Several of the names applied to the performers were amusing. A clown is always called a joy, and if he is a new man with the circus he is called a First of May, because it is on that date that many contracts are made in the circus. Acrobats are called kinkers, and the people who do work on the high trapeze are called casters, and their work is called a casting act.

“Then there is the high diver, only we call it a tank diving act. You won’t see that this afternoon, for the diver fell a couple of days ago and broke his arm. Funny; he’s been diving forty feet into an eight foot tank for several years, and never got a scratch, and then he slips on a banana peeling and breaks his arm. It’s too bad, too, for the diving act always goes big in these small towns. I’d give twenty-five dollars for a diver this afternoon,” concluded the man.

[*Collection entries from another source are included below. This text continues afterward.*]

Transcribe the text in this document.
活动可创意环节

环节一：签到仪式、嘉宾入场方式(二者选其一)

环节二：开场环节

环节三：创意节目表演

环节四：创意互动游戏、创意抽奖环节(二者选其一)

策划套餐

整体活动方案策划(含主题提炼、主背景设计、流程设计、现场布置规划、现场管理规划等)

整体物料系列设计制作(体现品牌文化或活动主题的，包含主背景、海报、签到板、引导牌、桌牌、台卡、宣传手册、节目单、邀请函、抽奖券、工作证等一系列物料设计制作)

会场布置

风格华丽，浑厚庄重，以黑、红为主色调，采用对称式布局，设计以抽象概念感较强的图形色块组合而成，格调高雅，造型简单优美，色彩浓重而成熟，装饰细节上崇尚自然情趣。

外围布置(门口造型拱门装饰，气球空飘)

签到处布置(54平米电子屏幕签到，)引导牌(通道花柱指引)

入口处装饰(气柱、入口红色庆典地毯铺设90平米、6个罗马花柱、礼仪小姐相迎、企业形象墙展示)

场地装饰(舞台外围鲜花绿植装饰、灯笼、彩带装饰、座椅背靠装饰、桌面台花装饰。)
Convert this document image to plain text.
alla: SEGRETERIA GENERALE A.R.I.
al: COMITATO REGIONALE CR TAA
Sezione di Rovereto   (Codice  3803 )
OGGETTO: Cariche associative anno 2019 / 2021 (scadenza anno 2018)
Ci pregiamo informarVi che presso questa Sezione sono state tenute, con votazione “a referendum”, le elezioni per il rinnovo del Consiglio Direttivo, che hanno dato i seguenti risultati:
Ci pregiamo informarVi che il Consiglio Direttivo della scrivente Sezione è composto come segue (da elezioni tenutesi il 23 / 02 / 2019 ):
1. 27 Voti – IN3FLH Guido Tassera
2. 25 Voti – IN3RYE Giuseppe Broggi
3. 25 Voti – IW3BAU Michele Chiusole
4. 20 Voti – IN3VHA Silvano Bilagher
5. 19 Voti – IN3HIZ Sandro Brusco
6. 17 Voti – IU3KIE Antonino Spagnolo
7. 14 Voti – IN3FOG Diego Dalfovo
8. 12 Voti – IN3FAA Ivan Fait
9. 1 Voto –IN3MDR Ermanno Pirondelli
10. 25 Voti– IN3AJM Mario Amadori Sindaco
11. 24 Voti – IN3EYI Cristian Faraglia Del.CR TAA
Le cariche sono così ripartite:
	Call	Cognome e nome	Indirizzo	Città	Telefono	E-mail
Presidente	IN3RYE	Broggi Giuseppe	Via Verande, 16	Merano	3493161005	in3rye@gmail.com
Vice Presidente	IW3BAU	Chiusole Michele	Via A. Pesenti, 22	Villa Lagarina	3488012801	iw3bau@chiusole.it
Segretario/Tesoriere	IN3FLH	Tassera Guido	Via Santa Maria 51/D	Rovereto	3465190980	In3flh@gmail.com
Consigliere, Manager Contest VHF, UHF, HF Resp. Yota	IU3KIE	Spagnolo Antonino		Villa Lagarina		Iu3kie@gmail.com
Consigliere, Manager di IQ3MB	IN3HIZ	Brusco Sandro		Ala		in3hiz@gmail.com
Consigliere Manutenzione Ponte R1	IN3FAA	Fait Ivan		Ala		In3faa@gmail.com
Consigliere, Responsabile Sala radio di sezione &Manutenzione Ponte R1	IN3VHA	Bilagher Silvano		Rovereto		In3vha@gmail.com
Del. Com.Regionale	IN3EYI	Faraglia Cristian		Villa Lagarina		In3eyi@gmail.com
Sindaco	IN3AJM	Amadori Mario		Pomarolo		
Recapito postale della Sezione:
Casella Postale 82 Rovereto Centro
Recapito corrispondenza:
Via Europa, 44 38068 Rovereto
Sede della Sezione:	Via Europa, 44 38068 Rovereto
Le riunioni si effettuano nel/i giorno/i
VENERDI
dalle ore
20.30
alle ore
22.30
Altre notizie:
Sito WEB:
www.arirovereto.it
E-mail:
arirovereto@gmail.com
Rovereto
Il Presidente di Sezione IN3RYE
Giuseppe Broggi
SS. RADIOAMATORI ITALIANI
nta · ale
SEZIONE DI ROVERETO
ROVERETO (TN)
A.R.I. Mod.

“Hand over the twenty-five,” said Dick suddenly.

“What do you mean,” asked the circus man in surprise.

“Just that you give me the twenty-five dollars and I’ll do your high dive for you this afternoon.”

The circus man looked at the other two boys as if he doubted his ears, and Garry and Phil immediately assured them that Dick was a first class swimmer and diver.

“Forty feet is not so much to Dick. He’s often done better than that in the river at home,” Garry told the circus man.

“Yes, but you want to remember that this is an eight foot square tank, and only eight feet deep,” he told Dick.

“That’s nothing, I’ll turn easily in eight feet. Have done it in a little less,” Dick assured him.

“All right. I’ll take you to see the owner when we get there, and he and you can fix things up. He’ll be glad to pay you that amount for the work, for it’s a big attraction and we have advertised it a lot. That’s my business with the circus—to do the advertising.”